In Figure 9, we take a deeper look at this PC1 mode of variation, in terms of the original trees. Assume that σ is the standard deviation of the PC1 projected scores s1,1, ⋯ , sn,1. The trees from top to bottom correspond to three points X̅ + 2kσu1, k = − 2, 0, 2, on the PC1 direction vector, which are −2, 0, and +2 standard deviations above the mean, respectively. These trees show that most of the variation in the PC1 direction is due to branches in the right part of the trees. This is consistent with Panel (B) of Figure 8, which shows that most variation happens in the right part of the DPR curves. Figure 9 illustrates an important issue for PCA in Dyck path space: some of the branch lengths are negative, as shown in red, i.e. the PC reconstructions are no longer in the tree space. A natural attempt at fixing this problem is to do PCA on the logs of the DPR, and then exponentiate the results. This was attempted, but failed, because construction of the tree representations in Figure 9 is based on differences of cumulative lengths, which again were occasionally negative. A second unappealing aspect of the trees shown in Figure 9 is that they have essentially no flat parts (missing branches) which are very different from each population tree, as shown in Figure 4. A promising approach to address both of these issues, to be explored in future work, is nonnegative matrix factorization (NMF) (Lee and Seung, 2001).
4.2 SiZer Analysis
Another interesting phenomenon is found by studying the PC scores si,1 in (1), i.e. projections of the data onto the first eigenvector, as shown in Panel (A) of Figure 10. The green points are the scores, shown as a jitter plot using a vertical coordinate representing order in the data set, to avoid overplotting. Distributional properties of the scores s1,1, ⋯ , sn,1 are highlighted by overlaying (in Panel (A)) Gaussian kernel density estimates, i.e. smooth histograms, shown in blue. These curves are indexed by the smoothing parameter. They suggest that the distribution is bimodal for bandwidths around 103.1, shown as the thick line type in Panel (A) of Figure 10.
To investigate whether the apparent bimodal structure is important, as opposed to a mere sample artifact, the latest version of SiZer (Hannig and Marron, 2006) is applied. First, the slope SiZer Map in Panel (B) analyzes the slope of the kernel density estimates.

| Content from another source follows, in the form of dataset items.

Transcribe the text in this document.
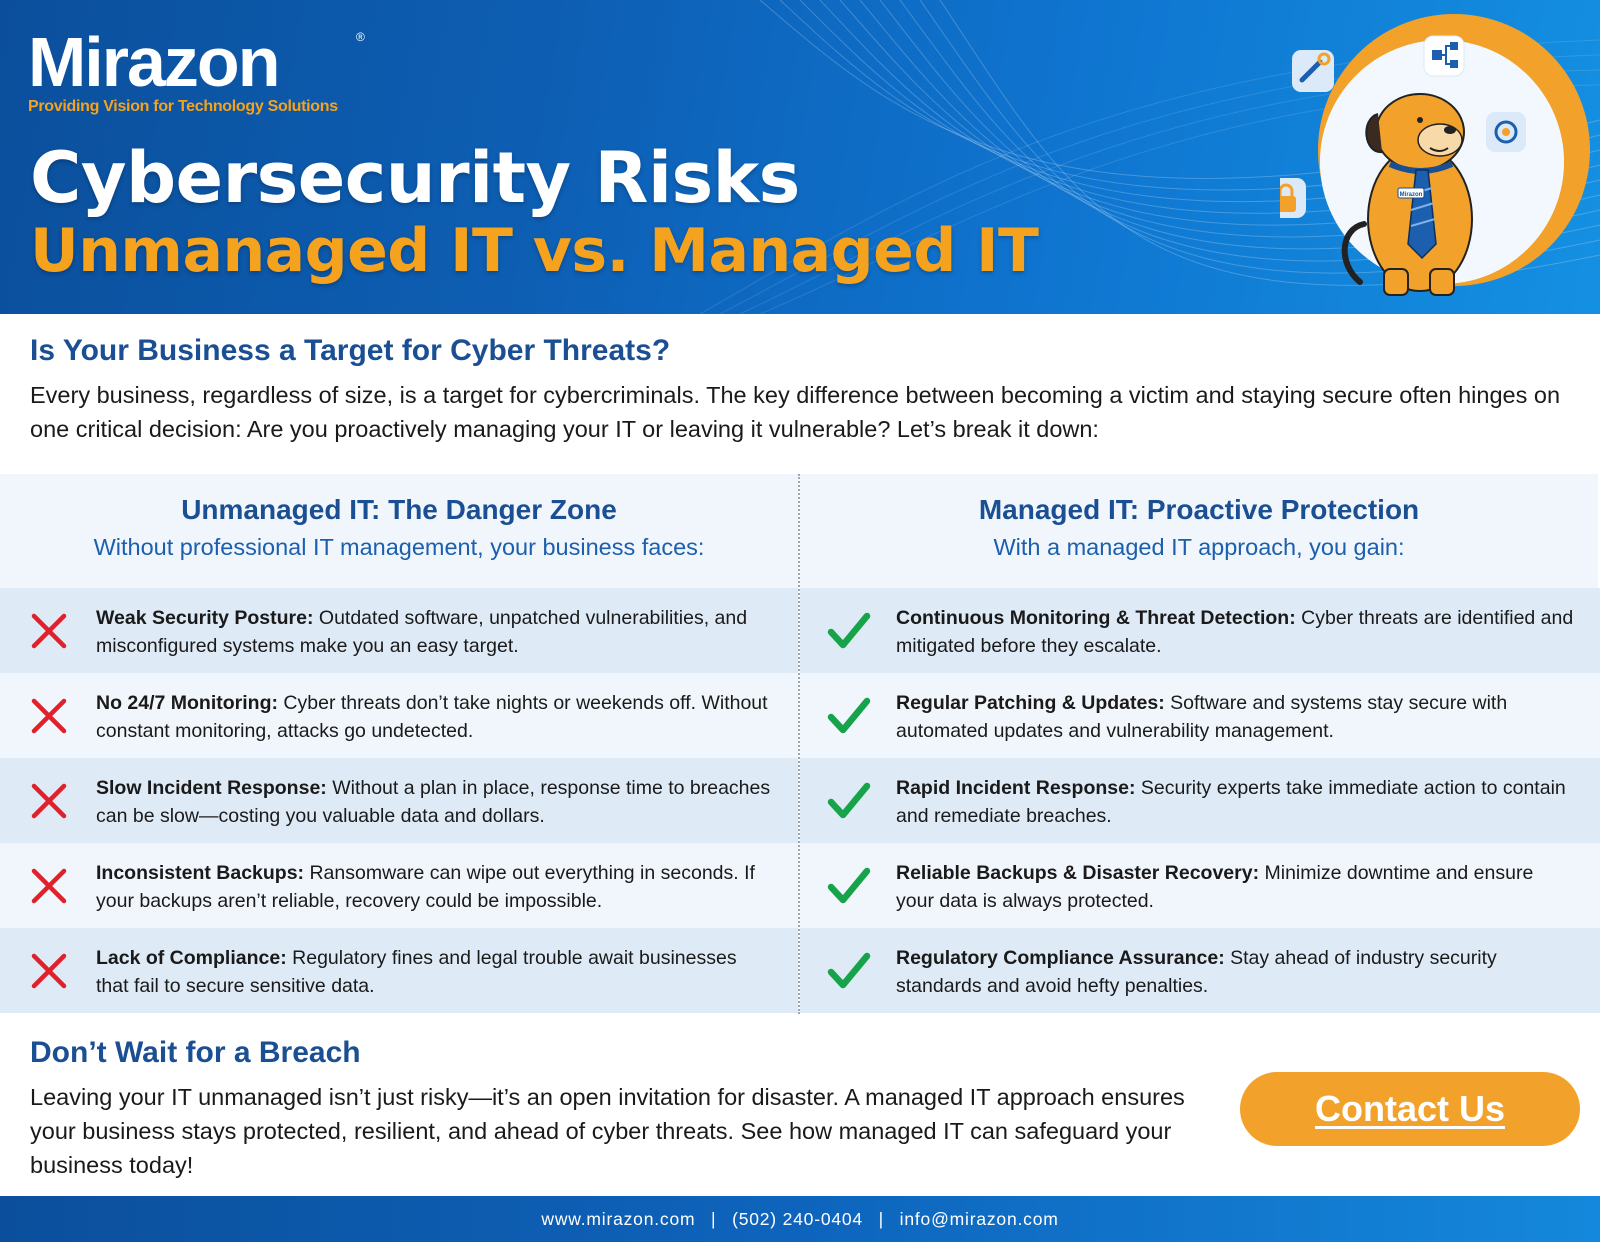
Mirazon	®
Providing Vision for Technology Solutions
Cybersecurity Risks
Unmanaged IT vs. Managed IT
Mirazon
Is Your Business a Target for Cyber Threats?
Every business, regardless of size, is a target for cybercriminals. The key difference between becoming a victim and staying secure often hinges on one critical decision: Are you proactively managing your IT or leaving it vulnerable? Let’s break it down:
Unmanaged IT: The Danger Zone
Without professional IT management, your business faces:
Managed IT: Proactive Protection
With a managed IT approach, you gain:
Weak Security Posture: Outdated software, unpatched vulnerabilities, and misconfigured systems make you an easy target.
No 24/7 Monitoring: Cyber threats don’t take nights or weekends off. Without constant monitoring, attacks go undetected.
Slow Incident Response: Without a plan in place, response time to breaches can be slow—costing you valuable data and dollars.
Inconsistent Backups: Ransomware can wipe out everything in seconds. If your backups aren’t reliable, recovery could be impossible.
Lack of Compliance: Regulatory fines and legal trouble await businesses that fail to secure sensitive data.
Continuous Monitoring & Threat Detection: Cyber threats are identified and mitigated before they escalate.
Regular Patching & Updates: Software and systems stay secure with automated updates and vulnerability management.
Rapid Incident Response: Security experts take immediate action to contain and remediate breaches.
Reliable Backups & Disaster Recovery: Minimize downtime and ensure your data is always protected.
Regulatory Compliance Assurance: Stay ahead of industry security standards and avoid hefty penalties.
Don’t Wait for a Breach
Leaving your IT unmanaged isn’t just risky—it’s an open invitation for disaster. A managed IT approach ensures your business stays protected, resilient, and ahead of cyber threats. See how managed IT can safeguard your business today!
Contact Us
www.mirazon.com | (502) 240-0404 | info@mirazon.com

This SiZer map uses the same x-coordinate values as in Panel (A). The y-coordinate value of the SiZer map corresponds to log scale bandwidths of the estimated curves in Panel (A), where the height of the black horizontal line corresponds to the highlighted curve in Panel (A). In addition, the extreme (roughest and smoothest) curves in Panel (A) correspond to the smoothing parameters whose log scales are the low and up boundaries of y-coordinate in Panel (B). The blue (red) color in the SiZer map means that the corresponding smooth curve in Panel (A) has significantly positive (negative) slope on the corresponding x-coordinate region. The purple color means the slope is not significant, and the gray color means that the data is too sparse to generate a meaningful result. The SiZer map does not indicate statistically significant bimodality in any of the kernel estimates because there is no kernel estimate whose bandwidth lines can pass through blue-red-blue-red regions in Panel (B).

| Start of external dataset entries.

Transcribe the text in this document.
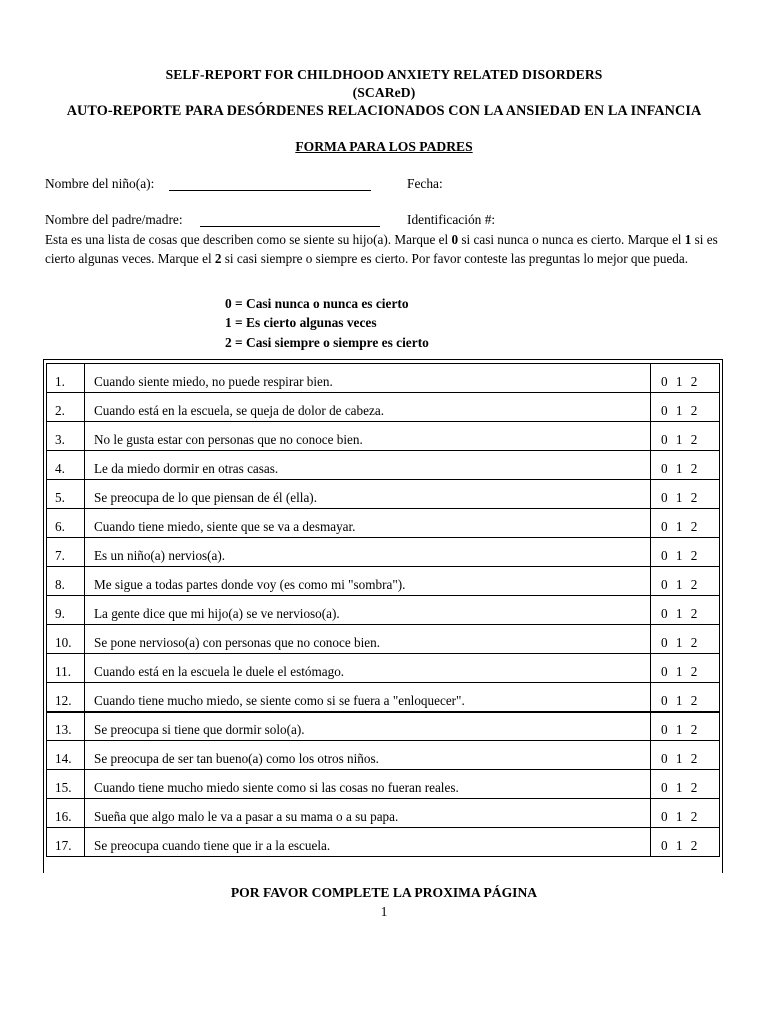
SELF-REPORT FOR CHILDHOOD ANXIETY RELATED DISORDERS
(SCAReD)
AUTO-REPORTE PARA DESÓRDENES RELACIONADOS CON LA ANSIEDAD EN LA INFANCIA
FORMA PARA LOS PADRES
Nombre del niño(a):	Fecha:
Nombre del padre/madre:	Identificación #:
Esta es una lista de cosas que describen como se siente su hijo(a). Marque el 0 si casi nunca o nunca es cierto. Marque el 1 si es cierto algunas veces. Marque el 2 si casi siempre o siempre es cierto. Por favor conteste las preguntas lo mejor que pueda.
0 = Casi nunca o nunca es cierto
1 = Es cierto algunas veces
2 = Casi siempre o siempre es cierto
1.	Cuando siente miedo, no puede respirar bien.	0 1 2
2.	Cuando está en la escuela, se queja de dolor de cabeza.	0 1 2
3.	No le gusta estar con personas que no conoce bien.	0 1 2
4.	Le da miedo dormir en otras casas.	0 1 2
5.	Se preocupa de lo que piensan de él (ella).	0 1 2
6.	Cuando tiene miedo, siente que se va a desmayar.	0 1 2
7.	Es un niño(a) nervios(a).	0 1 2
8.	Me sigue a todas partes donde voy (es como mi "sombra").	0 1 2
9.	La gente dice que mi hijo(a) se ve nervioso(a).	0 1 2
10.	Se pone nervioso(a) con personas que no conoce bien.	0 1 2
11.	Cuando está en la escuela le duele el estómago.	0 1 2
12.	Cuando tiene mucho miedo, se siente como si se fuera a "enloquecer".	0 1 2
13.	Se preocupa si tiene que dormir solo(a).	0 1 2
14.	Se preocupa de ser tan bueno(a) como los otros niños.	0 1 2
15.	Cuando tiene mucho miedo siente como si las cosas no fueran reales.	0 1 2
16.	Sueña que algo malo le va a pasar a su mama o a su papa.	0 1 2
17.	Se preocupa cuando tiene que ir a la escuela.	0 1 2
POR FAVOR COMPLETE LA PROXIMA PÁGINA
1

For a deeper investigation, we use the curvature SiZer map (see Hannig and Marron (2006)) in Panel (C) of Figure 10 to study the statistical significance of the curvature of the kernel estimates to study their bimodal property. The curvature map has the same x and y-coordinate values as the SiZer map in Panel (B). The cyan (orange) color in the curvature map means that the corresponding smoothing curve in Panel (A) has statistically significant convex (concave) curvature on the corresponding x-coordinate region. The green color means the curvature is not significant, and the gray color means that the data is too sparse to generate a significant result. The black horizontal line passing through cyan-orange-cyan regions in the curvature map establishes the statistical significance of the bimodal distribution of the thick black curve in Panel (A). The curvature SiZer map in Panel (C) finds significant bimodality, which is not found by the slope SiZer map. This might seem like a contradiction, but is not, because the two different SiZer approaches take quite different views of modality, and thus can give different results. E.g. when a right hand true underlying mode is much taller than a true left hand mode, the processing of smoothing can eliminate the significance of the downward slope of the left mode. Curvature SiZer is very valuable because it tends to find such features. A direct analog of this phenomenon is the field of distribution testing, where one test is more powerful against some alternatives, and other tests are more powerful against others.
While the SiZer analysis is suggestive, it is based on several crude assumptions, and approximations. For example, while PC scores have provided many interesting insights over the years, they can also obscure important structure. These are additionally suspect, because as we showed in Section 4.1, some of these lead to invalid projected trees. Hence, a deeper look is needed both to check on this issue, and also to try to understand what is driving this observed phenomenon. To explore the reason for this bimodal distribution, recall from Panel (B) in Figure 8 that most of this dominant component of variation is on the right side. Hence we zoom in on this region (entries 2600–3300) in Figure 11. The zoom of the original DPR curves are shown in Panel (A) and the zoomed PC1 projections are in Panel (B). The bimodality shows up as a reduced density of curves near the middle of Panel (B). Panel (A) gives a suggestion of the reason: there are many curves which are quite flat, and others which have much more structure, i.e. contain relatively few flat parts.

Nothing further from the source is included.